State oil company Pemex is seeking to further diversify its crude sales in light of the United States’ decision to impose 25% tariffs on all imports from Mexico, according to the Reuters news agency.
Citing information from an unnamed senior Mexican government official, Reuters reported on Thursday that Pemex is in talks with potential buyers in Asia, including China, and Europe.

The report — published before United States President Donald Trump announced on Thursday morning an almost one-month pause on tariffs on imports from Mexico — comes a day after President Claudia Sheinbaum said that Mexico will seek other trade partners if U.S. tariffs on Mexican goods remain in place.
The United States imposed 25% tariffs on all imports from Mexico and most imports from Canada on Tuesday. The U.S. is taxing Canadian oil at 10%, but Mexican crude is (or was) subject to the full 25% levy.
Reuters reported that 57% of the 806,000 barrels per day (bpd) of crude Pemex exported last year went to the United States.
It noted that Pemex exports some crude to Europe and Asia, particularly India and South Korea, but highlighted that “the lion’s share” of the state oil company’s flagship heavy sour Maya oil goes to the United States.
The government official who spoke to Reuters on the condition of anonymity said “the good thing is that there’s appetite for Mexican crude in Europe, in India, in Asia.”
“There’s demand for heavy crude and Pemex crude,” the source said.

The official said that potential Chinese buyers were “very interested” in purchasing Mexican crude in initial talks with Pemex.
“Demand will decide how these flows are redirected,” the source said.
The official said that Pemex would not give a discount to United States clients in an attempt to retain them while its oil exports to the U.S. are taxed at 25%, as could once again be the case starting in early April. The source said that Pemex buyers in the U.S. haven’t discussed terminating their contracts.
Two other sources at Pemex’s trading arm PMI Comercio Internacional told Reuters that China, India, South Korea and even Japan would be suitable markets for Mexican crude in light of the United States tariffs on Mexican goods. Their assessment took into account higher shipping costs to get Mexican oil to Asia.
One of the PMI sources told Reuters that “only Asia” could take the volume of oil not sent to the United States. That assessment took into consideration the capacity of refineries to process the specific type of crude exported by Pemex.
The two PMI sources also said that Pemex doesn’t have any plans to discount crude to make exports more competitive.
Whether the United States’ tariffs on imports from Mexico will once again take effect in April is unclear.
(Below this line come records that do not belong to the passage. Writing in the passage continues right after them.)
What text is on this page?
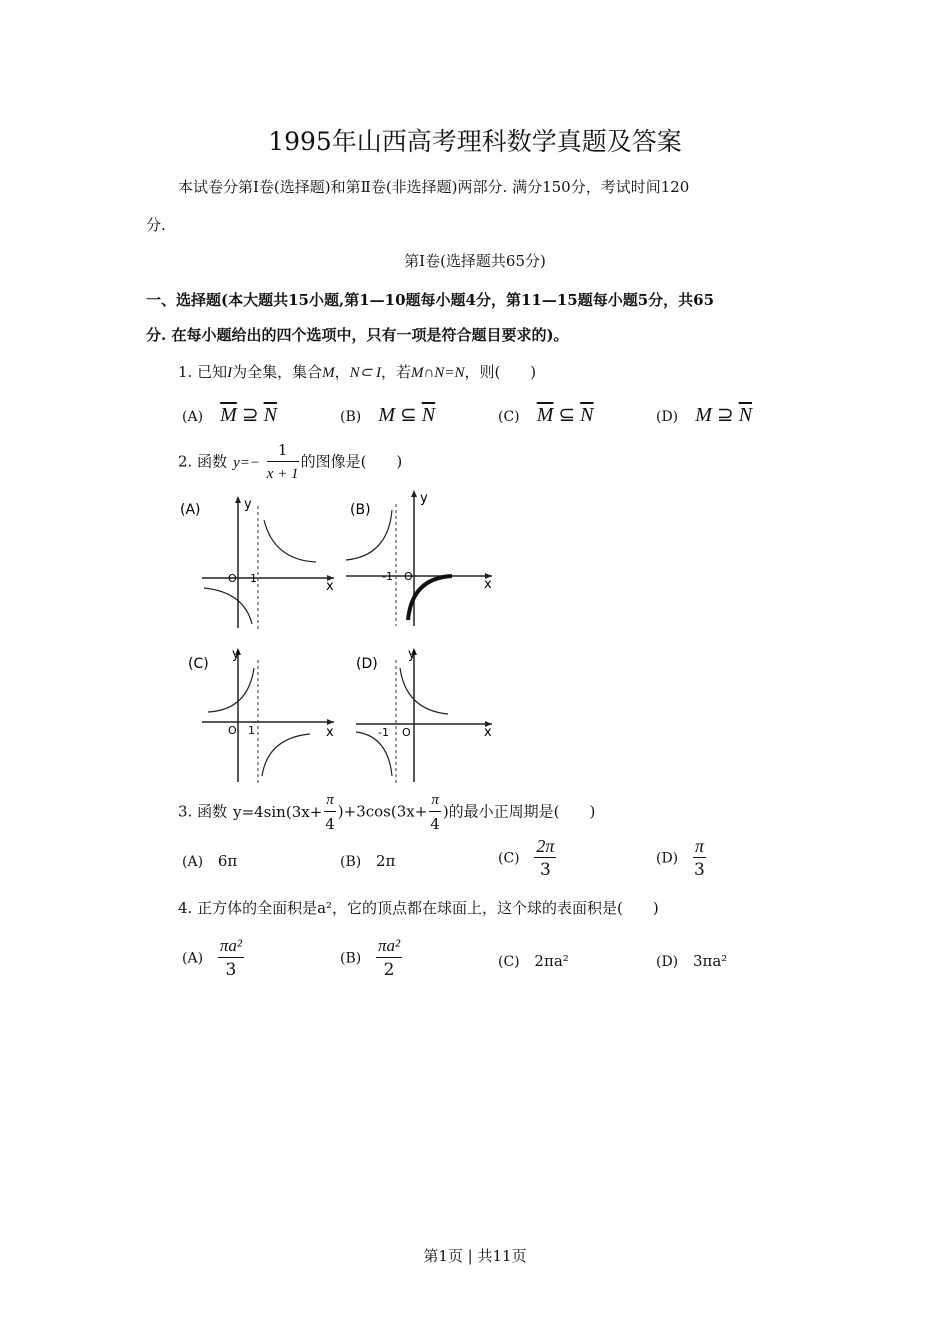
1995年山西高考理科数学真题及答案
本试卷分第Ⅰ卷(选择题)和第Ⅱ卷(非选择题)两部分. 满分150分，考试时间120
分.
第Ⅰ卷(选择题共65分)
一、选择题(本大题共15小题,第1—10题每小题4分，第11—15题每小题5分，共65
分. 在每小题给出的四个选项中，只有一项是符合题目要求的)。
1. 已知I为全集，集合M，N⊂ I，若M∩N=N，则(　　)
(A) $\overline{M}$ ⊇ $\overline{N}$	(B) M ⊆ $\overline{N}$	(C) $\overline{M}$ ⊆ $\overline{N}$	(D) M ⊇ $\overline{N}$
2. 函数 $y=- \frac{1}{x + 1}$ 的图像是(　　)
(A)	y
x
O 1
(B)
y
x
-1 O
(C)
y
x
O 1
(D)
y
x
-1 O
3. 函数 $y=4\sin(3x+ \frac{\pi}{4} )+3\cos(3x+ \frac{\pi}{4}$ )的最小正周期是(　　)
(A) 6π	(B) 2π	$(C) \frac{2\pi}{3}$	$(D) \frac{\pi}{3}$
4. 正方体的全面积是a²，它的顶点都在球面上，这个球的表面积是(　　)
$(A) \frac{\text{πa²}}{3}$	$(B) \frac{\text{πa²}}{2}$	(C) 2πa²	(D) 3πa²
第1页 | 共11页
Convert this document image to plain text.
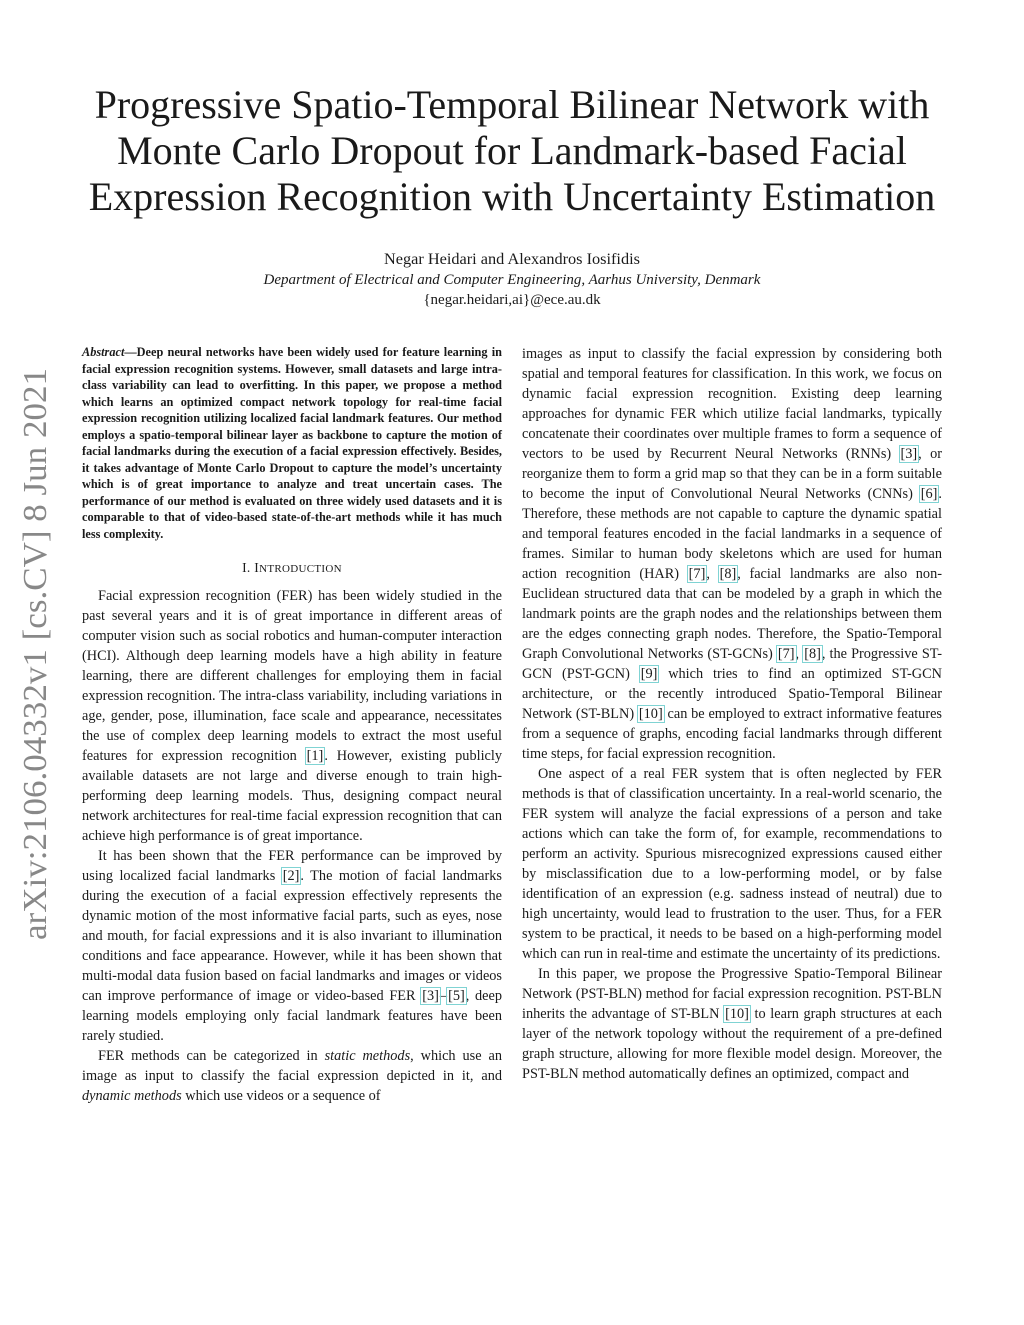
arXiv:2106.04332v1 [cs.CV] 8 Jun 2021
Progressive Spatio-Temporal Bilinear Network with
Monte Carlo Dropout for Landmark-based Facial
Expression Recognition with Uncertainty Estimation
Negar Heidari and Alexandros Iosifidis
Department of Electrical and Computer Engineering, Aarhus University, Denmark
{negar.heidari,ai}@ece.au.dk

Abstract—Deep neural networks have been widely used for feature learning in facial expression recognition systems. However, small datasets and large intra-class variability can lead to overfitting. In this paper, we propose a method which learns an optimized compact network topology for real-time facial expression recognition utilizing localized facial landmark features. Our method employs a spatio-temporal bilinear layer as backbone to capture the motion of facial landmarks during the execution of a facial expression effectively. Besides, it takes advantage of Monte Carlo Dropout to capture the model’s uncertainty which is of great importance to analyze and treat uncertain cases. The performance of our method is evaluated on three widely used datasets and it is comparable to that of video-based state-of-the-art methods while it has much less complexity.

I. INTRODUCTION

Facial expression recognition (FER) has been widely studied in the past several years and it is of great importance in different areas of computer vision such as social robotics and human-computer interaction (HCI). Although deep learning models have a high ability in feature learning, there are different challenges for employing them in facial expression recognition. The intra-class variability, including variations in age, gender, pose, illumination, face scale and appearance, necessitates the use of complex deep learning models to extract the most useful features for expression recognition [1]. However, existing publicly available datasets are not large and diverse enough to train high-performing deep learning models. Thus, designing compact neural network architectures for real-time facial expression recognition that can achieve high performance is of great importance.

It has been shown that the FER performance can be improved by using localized facial landmarks [2]. The motion of facial landmarks during the execution of a facial expression effectively represents the dynamic motion of the most informative facial parts, such as eyes, nose and mouth, for facial expressions and it is also invariant to illumination conditions and face appearance. However, while it has been shown that multi-modal data fusion based on facial landmarks and images or videos can improve performance of image or video-based FER [3]–[5], deep learning models employing only facial landmark features have been rarely studied.

FER methods can be categorized in static methods, which use an image as input to classify the facial expression depicted in it, and dynamic methods which use videos or a sequence of

images as input to classify the facial expression by considering both spatial and temporal features for classification. In this work, we focus on dynamic facial expression recognition. Existing deep learning approaches for dynamic FER which utilize facial landmarks, typically concatenate their coordinates over multiple frames to form a sequence of vectors to be used by Recurrent Neural Networks (RNNs) [3], or reorganize them to form a grid map so that they can be in a form suitable to become the input of Convolutional Neural Networks (CNNs) [6]. Therefore, these methods are not capable to capture the dynamic spatial and temporal features encoded in the facial landmarks in a sequence of frames. Similar to human body skeletons which are used for human action recognition (HAR) [7], [8], facial landmarks are also non-Euclidean structured data that can be modeled by a graph in which the landmark points are the graph nodes and the relationships between them are the edges connecting graph nodes. Therefore, the Spatio-Temporal Graph Convolutional Networks (ST-GCNs) [7], [8], the Progressive ST-GCN (PST-GCN) [9] which tries to find an optimized ST-GCN architecture, or the recently introduced Spatio-Temporal Bilinear Network (ST-BLN) [10] can be employed to extract informative features from a sequence of graphs, encoding facial landmarks through different time steps, for facial expression recognition.

One aspect of a real FER system that is often neglected by FER methods is that of classification uncertainty. In a real-world scenario, the FER system will analyze the facial expressions of a person and take actions which can take the form of, for example, recommendations to perform an activity. Spurious misrecognized expressions caused either by misclassification due to a low-performing model, or by false identification of an expression (e.g. sadness instead of neutral) due to high uncertainty, would lead to frustration to the user. Thus, for a FER system to be practical, it needs to be based on a high-performing model which can run in real-time and estimate the uncertainty of its predictions.

In this paper, we propose the Progressive Spatio-Temporal Bilinear Network (PST-BLN) method for facial expression recognition. PST-BLN inherits the advantage of ST-BLN [10] to learn graph structures at each layer of the network topology without the requirement of a pre-defined graph structure, allowing for more flexible model design. Moreover, the PST-BLN method automatically defines an optimized, compact and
Trump announced Thursday morning that “Mexico will not be required to pay Tariffs on anything that falls under the USMCA Agreement” until April 2.
The announcement came after Trump spoke to President Claudia Sheinbaum.
Whether Pemex will still seek to sell more crude to buyers in Asia and Europe wasn’t immediately clear.
White House Press Secretary Karoline Leavitt said Wednesday that Trump had decided to grant a one-month tariff exemption to automakers importing vehicles from Mexico and Canada.

Mexico is aiming to become self-sufficient for fuel and consequently is keeping more crude in the country to refine at Pemex refineries. However, output from Mexico’s older oil fields, most of which are in the Gulf of Mexico, has declined to its lowest level in more than 40 years, Reuters said.
In January, “exports slumped 44% year-on-year to 532,404 bpd, the lowest level in decades,” the news agency reported.
Pemex is one of the world’s most indebted oil companies, with debt and liabilities in excess of US $100 billion.